Wiedereinsetzung in den vorigen Stand wegen Versäumung der Widerspruchsfrist; Minderung der Gewährung von Sozialleistungen wegen Pflichtverletzung des Leistungsberechtigten

Bibliographie

Gericht
LSG Niedersachsen-Bremen
Datum
10.03.2017
Aktenzeichen
L 11 AS 143/16
Entscheidungsform
Urteil
Referenz
WKRS 2017, 16273
Entscheidungsname
[keine Angabe]
ECLI
[keine Angabe]

Verfahrensgang

vorgehend
SG Osnabrück - 06.01.2016 - AZ: S 22 AS 421/14

Fundstelle

  • FEVS 2018, 133-136

Tenor:

Das Urteil des Sozialgerichts Osnabrück vom 6. Januar 2016 sowie der Bescheid des Beklagten vom 2. August 2013 in der Gestalt des Widerspruchsbescheides vom 11. April 2014 werden aufgehoben. Der Beklagte wird verpflichtet, dem Kläger hinsichtlich der Versäumung der Widerspruchsfrist gegen den Änderungsbescheid vom 10. April 2013 Wiedereinsetzung in den vorigen Stand zu gewähren. Der Beklagte erstattet dem Kläger die notwendigen außergerichtlichen Kosten beider Rechtszüge. Die Revision wird nicht zugelassen.

Tatbestand

Die Beteiligten streiten um die Wiedereinsetzung in den vorigen Stand wegen Versäumung der Widerspruchsfrist.

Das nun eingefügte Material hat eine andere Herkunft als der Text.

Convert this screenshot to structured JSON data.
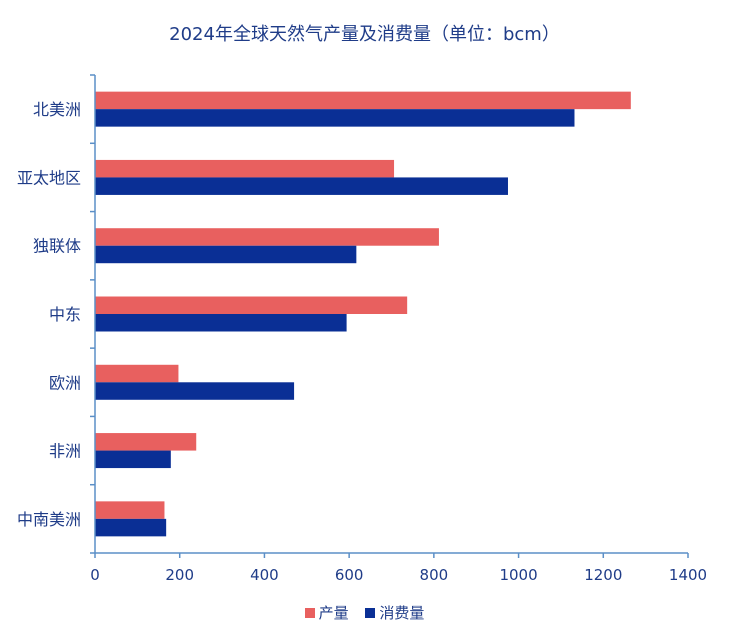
{
  "chart_data": {
    "type": "bar",
    "orientation": "horizontal",
    "title": "2024年全球天然气产量及消费量（单位：bcm）",
    "categories": [
      "北美洲",
      "亚太地区",
      "独联体",
      "中东",
      "欧洲",
      "非洲",
      "中南美洲"
    ],
    "series": [
      {
        "name": "产量",
        "color": "#e8605f",
        "values": [
          1265,
          706,
          812,
          737,
          197,
          239,
          164
        ]
      },
      {
        "name": "消费量",
        "color": "#0a2f95",
        "values": [
          1132,
          975,
          617,
          594,
          470,
          179,
          168
        ]
      }
    ],
    "xlim": [
      0,
      1400
    ],
    "xticks": [
      0,
      200,
      400,
      600,
      800,
      1000,
      1200,
      1400
    ],
    "xlabel": "",
    "ylabel": "",
    "grid": false,
    "legend_position": "bottom"
  }
}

Der 1986 geborene Kläger bezog im Jahr 2013 vom Beklagten laufende Leistungen nach dem Sozialgesetzbuch Zweites Buch - Grundsicherung für Arbeitsuchende - (SGB II). Mit Bescheid vom 10. April 2013 minderte der Beklagte die dem Kläger gewährten SGB II-Leistungen erneut, nämlich um 100 Prozent für die Zeit vom 1. Mai bis 31. Juli 2013. Diese Entscheidung begründete der Beklagte damit, dass der Kläger sich trotz ausdrücklicher Aufforderung einem potentiellen Arbeitgeber nicht vorgestellt habe (Pflichtverletzung nach § 31 Abs 1 Nr 2 SGB II).

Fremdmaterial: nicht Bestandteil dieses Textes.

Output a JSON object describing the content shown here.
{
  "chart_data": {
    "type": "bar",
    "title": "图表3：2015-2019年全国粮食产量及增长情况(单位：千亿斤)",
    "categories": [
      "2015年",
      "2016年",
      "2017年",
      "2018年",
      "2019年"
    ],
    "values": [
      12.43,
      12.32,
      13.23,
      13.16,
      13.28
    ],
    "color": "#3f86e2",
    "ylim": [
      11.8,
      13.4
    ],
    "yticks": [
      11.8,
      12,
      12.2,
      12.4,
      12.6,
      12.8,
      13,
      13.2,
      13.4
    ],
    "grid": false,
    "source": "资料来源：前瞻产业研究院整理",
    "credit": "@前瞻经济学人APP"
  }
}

Der Änderungs-/Sanktionsbescheid wurde dem Kläger am 12. April 2013 per Postzustellungsurkunde zugestellt. Hiergegen legte er durch seine Prozessbevollmächtigten mit Schreiben vom 10. Mai 2013 (Freitag) Widerspruch ein, der ausweislich des in der Verwaltungsakte des Beklagten befindlichen Eingangsstempels dort am 16. Mai 2013 einging. Insoweit machte der Prozessbevollmächtigte des Klägers geltend, den Widerspruch am 10. Mai 2013 (Freitag) gefertigt und noch am selben Tag in den Briefkasten an der H. 195 in I. geworfen zu haben (Leerungszeiten: freitags 16.15 Uhr und sonnabends 10.00 Uhr). Entsprechend der von der Post angegebenen generellen Brieflaufzeit von einem Werktag sei mit einem Zugang spätestens am Montag (13. Mai 2013) zu rechnen gewesen. Die Richtigkeit dieser Angaben versicherte der Prozessbevollmächtigte des Klägers ausdrücklich anwaltlich (Schreiben vom 3. Juni 2013).

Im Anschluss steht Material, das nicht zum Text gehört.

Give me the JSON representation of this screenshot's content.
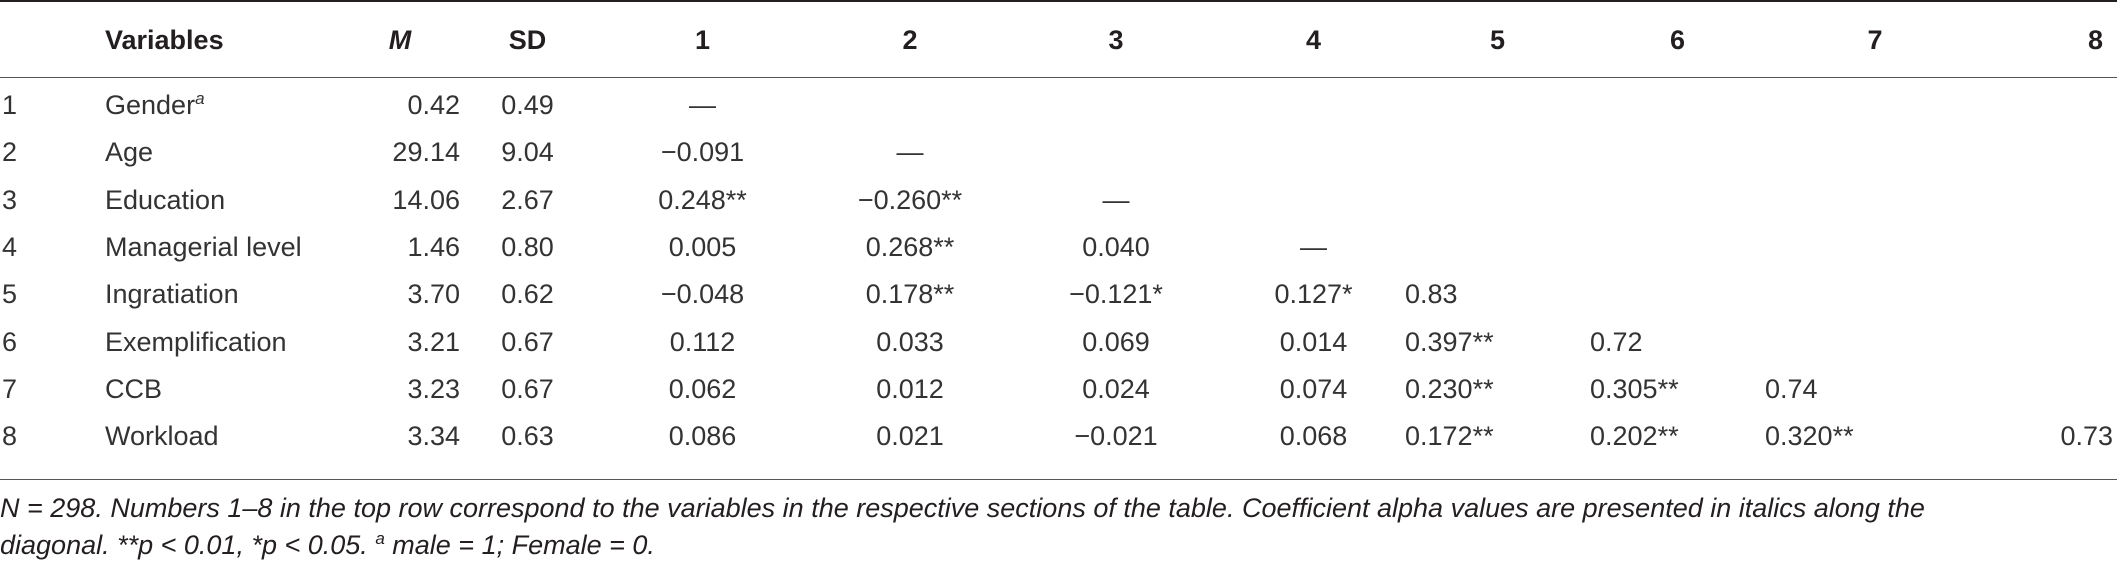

Der Beklagte lehnte mit dem im vorliegenden Verfahren angefochtenen Bescheid vom 2. August 2013 den Wiedereinsetzungsantrag ab. Der Kläger sei nicht gehindert gewesen, den Widerspruch innerhalb der Widerspruchsfrist einzulegen. Unverschuldete Hinderungsgründe seien nicht vorgetragen worden. Der vom Kläger hiergegen eingelegte Widerspruch blieb erfolglos. Zur Begründung führte der Beklagte ergänzend aus, dass ein verschuldetes Fristversäumnis auch dann anzunehmen sei, wenn ein Schriftstück so kurz vor Fristende abgeschickt werde, dass es nur unter außergewöhnlich günstigen Umständen noch rechtzeitig ankommen könne. Darüber hinaus sei weder die Abgabe des Briefes zur Post am Freitag (10. Mai 2013) nachgewiesen worden noch habe "bestimmt" gesagt werden können, ob der Briefkasten nach Einwurf des Briefes noch am 10. oder erst am 11. Mai 2013 geleert worden sei (Widerspruchsbescheid vom 11. April 2014).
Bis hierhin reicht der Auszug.